By nature, I am pretty skeptical when it comes to ghosts but I do love a good spook tour and when you can bring your dog, it’s even better. On our train and trolley tours, we had begun to learn about Norman G Baker who is known in Arkansas as a promoter of alternative medicine. He was clearly a con-artist.
These are photos of Baker.
According to the Encyclopedia of Arkansas, by 1929, Baker had denounced the American Medical Association (AMA), claiming that he had cures for cancer. Although lacking any training at all, Baker organized the Baker Institute in his home state of Iowa. The 100-bed hospital was staffed largely by chiropractors, osteopaths, and physicians from diploma mills. Besides promising to cure cancer, Baker attacked aluminum pots and pans, fluoridation of the water, and vaccinations.
Below are bottles excavated by a team of archaeologists at the Hotel property.
In July 1937, Baker purchased the Crescent Hotel in Eureka Springs. This great Victorian landmark, erected in 1886, had faded dramatically. The local chamber of commerce looked to Baker to rejuvenate the town. At the Crescent, Baker painted virtually everything lavender or purple and some still remains. He used the US mail to advertise his miraculous cure for cancer. According to the tour guides, he injected some useless combination of chemicals into the patients. The most horrendous aspect of what he did is that when patients were screaming in pain, he put them into a part of the hotel that had been created to be a sound proof music room during an earlier incarnation of the property as a school for girls. Many patients likely died though no one knows how many. He had the bodies picked up at night and they were stored in the morgue which we toured. It was kind of creepy. He also sent many patients home right as they were about to die and so they passed in transit or just as they arrived home. Eventually, he was convicted of mail fraud and spent some time in Leavenworth although he was released early.
This was a creepy room but upstairs at the start of the tour, both dogs seemed to react before entering one of the rooms.
According to Wikipedia, Norman Baker ran for governor of Iowa in 1932. He received only a few hundred votes, but the campaign kept him in the news and gave him yet another mouthpiece for his rants against local power structures. Baker's platform, to the extent it had coherence, followed the tenets of prairie populism of the time – i.e., asserted that the common people were being exploited by monopolistic conspiracies in various guises. However, Baker also crusaded against local newspapers and other radio stations that reported on his activities He was very anti-Semitic and anti-Catholic.

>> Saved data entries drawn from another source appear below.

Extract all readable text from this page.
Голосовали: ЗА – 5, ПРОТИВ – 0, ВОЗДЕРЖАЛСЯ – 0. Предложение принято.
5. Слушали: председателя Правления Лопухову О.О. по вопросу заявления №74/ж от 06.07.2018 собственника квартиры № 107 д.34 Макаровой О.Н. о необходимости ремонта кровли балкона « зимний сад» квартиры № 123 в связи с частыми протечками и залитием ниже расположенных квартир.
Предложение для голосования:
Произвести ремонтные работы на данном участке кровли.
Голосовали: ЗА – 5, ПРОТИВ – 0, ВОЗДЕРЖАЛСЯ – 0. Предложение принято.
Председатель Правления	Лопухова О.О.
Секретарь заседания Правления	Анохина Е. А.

“Norman Baker was not the only unlicensed "radio doctor" of his era but is remembered by the medical profession as one of the most ruthless quacks in American history.” He always had defenders who believed in his stories about the conspiracies of mainstream medicine to suppress his "cure". He was quoted as saying that if he had his radio station back, he could"reap one million dollars out of the suckers in the state."
It seems this kind of con has been going on for a lot of years. What is old is new again.
Aside from all those who perished at the hospital, there were numerous ghost sightings reported at the Crescent Hotel. It has been featured in the TV show Ghost Hunters.